Entertainment 150It’s a Wonderful Life (1946)
Starring James Stewart, Donna Reed and Lionel Barrymore
Written by Frances Goodrich, Albert Hackett, Frank Capra (screenplay) and Philip Van Doren Stern (story)
Directed by Frank Capra

Part of what makes It’s a Wonderful Life such an indelible movie is its inextricable tie to Christmas and the mood we all wish to be in during that holiday. We want to see the best in mankind, we want to believe that a community can come together to take care of one of its own when they’re in trouble, we want to believe that things turn out all right in the end. It’s a Wonderful Life indulges that desire in spades, giving us a bittersweet fable of small-town, picture-postcard America that’s at turns heartbreaking and life-affirming. It’s quite an interesting film, actually, when you think about it beyond its sentimentality.

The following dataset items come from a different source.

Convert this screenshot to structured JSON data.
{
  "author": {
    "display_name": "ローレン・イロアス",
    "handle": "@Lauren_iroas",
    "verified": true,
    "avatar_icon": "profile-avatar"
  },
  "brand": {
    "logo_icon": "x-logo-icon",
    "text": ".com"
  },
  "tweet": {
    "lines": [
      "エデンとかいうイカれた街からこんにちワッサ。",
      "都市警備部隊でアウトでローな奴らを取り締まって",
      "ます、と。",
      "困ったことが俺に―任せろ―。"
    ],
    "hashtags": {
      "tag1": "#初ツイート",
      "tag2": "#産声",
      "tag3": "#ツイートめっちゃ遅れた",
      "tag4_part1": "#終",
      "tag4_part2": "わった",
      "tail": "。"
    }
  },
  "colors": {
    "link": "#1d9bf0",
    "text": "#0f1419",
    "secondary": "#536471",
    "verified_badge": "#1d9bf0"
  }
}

James Stewart is George Bailey, a young man from the small town of Bedford Falls with a dream of traveling around the world. His family serves a vital function of the community; allowing the working poor to receive loans to start businesses and buy homes for themselves. Their nemesis is an old Wall St. type named Henry Potter (Barrymore), an exploitative slum lord who represents the ideal of the free market, I suppose. The only thing that stands in the way of his complete capitalist tyranny is the little Bailey Building and Loan Association.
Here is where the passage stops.